Infinito Particular: tema da CASACOR 2022 reflete sobre casas com história
Como resposta à necessidade de encontrar equilíbrio e seguir adiante em tempos conturbados, surge o conceito para as mostras deste ano: Infinito Particular
Uma matéria publicada no The New York Times em 15 de janeiro deste ano tenta desvendar o fascínio provocado pela foto de uma biblioteca que, volta e meia, aparece nas redes sociais e desencadeia uma enxurrada de comentários entusiasmados e reposts. O texto esclarece que o ambiente já nem existe mais — foi desmontado após a morte de seu dono, o professor de literatura comparada norte-americano Richard Macksey, em 2019. Porém o encanto perdura: pé-direito duplo, estantes lotadas de alto a baixo, pilhas de volumes pelo chão. Por que a imagem viralizou? Porque mostra um lugar bem vivido e cheio de história, e espaços assim funcionam como antídoto contra as incertezas dos tempos atuais.
Após dois anos de pandemia de Covid-19, o sentimento de exaustão é generalizado. Fora isso, a humanidade tem pela frente outros problemas de proporções gigantescas, como as mudanças climáticas, a crise financeira, a desigualdade social e racial e conflitos como a Guerra da Ucrânia, causados pelo redesenho do equilíbrio de forças na política internacional. Quando o mundo exterior apresenta desafios tão imensos, é natural procurar refúgio na vida doméstica. Valores simbólicos associados à casa, como proteção, estabilidade, tranquilidade e bem-estar, ganham ainda mais relevância. Cresce a necessidade de dar forma ao nosso infinito particular — abrigo de lembranças, paixões e prazeres.
Casa Janss Dan Brunn Architecture – Brandon Shigeta. A casa, que se tornou referência em Los Angeles nos ano anos 1970 e 80, foi reformada por Dan Brunn, reconhecido por sua linguagem minimalista
Uma casa com essas características, porém, não nasce do dia para a noite. Ela é resultado de experiências e escolhas pessoais. “O morador precisa olhar ao redor e se reconhecer”, diz Graziela Nivoloni, arquiteta e professora dos cursos de design de interiores e produto no IED-SP. “Para isso, o profissional de arquitetura e décor deve investigar mais a fundo as individualidades e fazer um bom exercício de escuta.

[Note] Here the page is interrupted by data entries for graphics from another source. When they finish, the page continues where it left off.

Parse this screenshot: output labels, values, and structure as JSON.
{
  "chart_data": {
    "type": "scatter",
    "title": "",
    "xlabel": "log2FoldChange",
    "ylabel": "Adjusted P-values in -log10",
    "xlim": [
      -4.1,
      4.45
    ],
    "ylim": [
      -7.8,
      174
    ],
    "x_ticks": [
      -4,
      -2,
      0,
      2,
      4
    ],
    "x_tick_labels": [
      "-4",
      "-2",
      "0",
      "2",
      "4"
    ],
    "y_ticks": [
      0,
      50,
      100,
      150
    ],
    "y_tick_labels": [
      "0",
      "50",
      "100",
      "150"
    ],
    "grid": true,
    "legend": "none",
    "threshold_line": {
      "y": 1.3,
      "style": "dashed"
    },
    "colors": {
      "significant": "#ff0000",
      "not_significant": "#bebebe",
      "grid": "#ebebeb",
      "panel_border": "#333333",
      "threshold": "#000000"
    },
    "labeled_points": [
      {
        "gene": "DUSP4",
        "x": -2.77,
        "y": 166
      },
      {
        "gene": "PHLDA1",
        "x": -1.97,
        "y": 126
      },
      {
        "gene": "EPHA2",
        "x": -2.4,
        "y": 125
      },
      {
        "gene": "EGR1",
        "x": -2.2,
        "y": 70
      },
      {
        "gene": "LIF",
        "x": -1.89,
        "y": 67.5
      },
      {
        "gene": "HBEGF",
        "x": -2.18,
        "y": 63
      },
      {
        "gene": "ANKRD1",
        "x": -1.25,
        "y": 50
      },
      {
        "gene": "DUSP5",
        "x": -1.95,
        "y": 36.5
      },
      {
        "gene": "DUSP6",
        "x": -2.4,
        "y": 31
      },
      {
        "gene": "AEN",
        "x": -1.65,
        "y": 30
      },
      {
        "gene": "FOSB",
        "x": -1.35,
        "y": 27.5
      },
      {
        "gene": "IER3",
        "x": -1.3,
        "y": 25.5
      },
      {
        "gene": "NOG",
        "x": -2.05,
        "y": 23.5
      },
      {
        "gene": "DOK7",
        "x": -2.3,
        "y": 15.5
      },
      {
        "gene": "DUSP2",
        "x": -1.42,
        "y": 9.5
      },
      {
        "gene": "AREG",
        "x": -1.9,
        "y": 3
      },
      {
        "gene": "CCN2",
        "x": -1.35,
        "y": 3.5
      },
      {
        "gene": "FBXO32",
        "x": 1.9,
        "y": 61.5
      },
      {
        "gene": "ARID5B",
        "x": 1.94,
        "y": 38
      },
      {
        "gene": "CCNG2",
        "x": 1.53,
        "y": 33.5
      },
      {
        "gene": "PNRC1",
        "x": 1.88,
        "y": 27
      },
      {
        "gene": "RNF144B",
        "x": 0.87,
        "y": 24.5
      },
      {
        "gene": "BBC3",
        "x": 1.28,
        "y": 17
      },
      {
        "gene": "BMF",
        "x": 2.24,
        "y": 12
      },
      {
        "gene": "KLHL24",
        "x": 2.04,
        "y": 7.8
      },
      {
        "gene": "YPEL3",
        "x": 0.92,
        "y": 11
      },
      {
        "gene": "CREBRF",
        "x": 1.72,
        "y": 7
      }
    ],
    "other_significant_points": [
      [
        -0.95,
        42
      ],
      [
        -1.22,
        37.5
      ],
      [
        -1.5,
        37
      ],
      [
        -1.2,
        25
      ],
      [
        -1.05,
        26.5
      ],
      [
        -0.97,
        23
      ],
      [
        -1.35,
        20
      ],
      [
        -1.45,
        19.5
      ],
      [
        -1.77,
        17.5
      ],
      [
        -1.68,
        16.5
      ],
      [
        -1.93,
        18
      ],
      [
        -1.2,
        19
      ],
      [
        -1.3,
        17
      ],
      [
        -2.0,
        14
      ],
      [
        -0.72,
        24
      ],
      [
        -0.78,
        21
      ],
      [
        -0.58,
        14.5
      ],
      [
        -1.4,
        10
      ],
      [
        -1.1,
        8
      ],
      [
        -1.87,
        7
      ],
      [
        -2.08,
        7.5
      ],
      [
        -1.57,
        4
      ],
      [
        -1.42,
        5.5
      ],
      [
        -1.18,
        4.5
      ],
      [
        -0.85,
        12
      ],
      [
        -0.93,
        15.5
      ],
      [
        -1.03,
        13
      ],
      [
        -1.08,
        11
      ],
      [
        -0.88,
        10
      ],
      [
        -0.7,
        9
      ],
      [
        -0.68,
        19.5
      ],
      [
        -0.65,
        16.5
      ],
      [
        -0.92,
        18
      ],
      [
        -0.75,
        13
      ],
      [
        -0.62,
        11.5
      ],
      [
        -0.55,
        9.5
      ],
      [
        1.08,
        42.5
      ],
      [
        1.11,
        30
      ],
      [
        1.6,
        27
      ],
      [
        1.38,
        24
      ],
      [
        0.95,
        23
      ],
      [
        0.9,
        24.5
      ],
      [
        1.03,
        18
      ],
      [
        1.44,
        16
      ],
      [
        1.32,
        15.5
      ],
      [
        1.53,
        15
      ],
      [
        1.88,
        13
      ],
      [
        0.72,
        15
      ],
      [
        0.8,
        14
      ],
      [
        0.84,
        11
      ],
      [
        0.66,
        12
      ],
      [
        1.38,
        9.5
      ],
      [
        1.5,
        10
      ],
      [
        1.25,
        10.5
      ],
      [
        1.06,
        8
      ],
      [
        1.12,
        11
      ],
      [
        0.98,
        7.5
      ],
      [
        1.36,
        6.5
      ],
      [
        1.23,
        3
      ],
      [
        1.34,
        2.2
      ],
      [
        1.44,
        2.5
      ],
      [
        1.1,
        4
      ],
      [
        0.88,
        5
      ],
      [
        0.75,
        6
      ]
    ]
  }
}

O projeto se torna fruto de cocriação”, completa. Quando o ambiente coloca em evidência o repertório dos moradores, ganha o poder de proporcionar suporte emocional. “O isolamento social nos fez perceber que temos carência de toque”, explica a estudiosa de tendências Iza Dezon, fundadora da consultoria Dezon. “Por isso, desejamos casas pensadas para suprir essa necessidade, com materiais e cores que despertem os sentidos e abracem”.
O infinito particular, portanto, representa um refúgio biográfico — acervo de memórias e porto seguro dos moradores. Na era hiperdigital, porém, a expressão recebe outra camada de significado: as casas hoje se desdobram em inúmeras funções e possibilidades. “A tela virou um ambiente do lar: um portal de acesso a reuniões de trabalho, aulas de ginástica, consultas médicas, serviços financeiros e opções culturais”, diz Barão di Sarno, designer e sócio-fundador da consultoria de inovação Questtonó. No início da pandemia, o fenômeno aconteceu por questão de segurança. “Ao longo do isolamento social, esse comportamento se consolidou e os moradores agora desejam mantê-lo em nome da conveniência”, afirma Luiza Loyola, expert em futuro da WGSN, empresa global de estudos de tendências. Segundo pesquisa realizada em 2021 pela agência Ernst & Young em diversos países, 63% dos entrevistados já classificam como normais os hábitos digitais adquiridos durante o lockdown.
Enquanto o universo virtual se expandiu, o espaço de circulação físico encolheu. “Com as restrições para viajar, ganhou força o movimento de redescobrir a cidade. Houve uma valorização das áreas coletivas ao ar livre e do comércio local”, explica Maurício Medeiros, arquiteto, consultor de inovação e professor de tendências sócio-culturais no IED-SP. A lógica de fortalecer os microcosmos comunitários está na origem do conceito de “cidade de 15 minutos”, criado pelo pensador franco-colombiano Carlos Moreno, professor da Universidade Paris 1 Panthéon Sorbonne. Segundo essa proposta, o tecido urbano deve ser planejado de forma que os habitantes encontrem casa, escola, trabalho, compras, serviços e lazer a uma distância de 15 minutos. A ideia visa combater as mudanças climáticas: quanto menos deslocamentos, menos emissões de carbono. Claro, ela envolve abrir mão de confortos. Mas, nos últimos dois anos, o ser humano descobriu que é capaz de se adaptar a um novo estilo de vida rapidamente quando a sobrevivência está em jogo.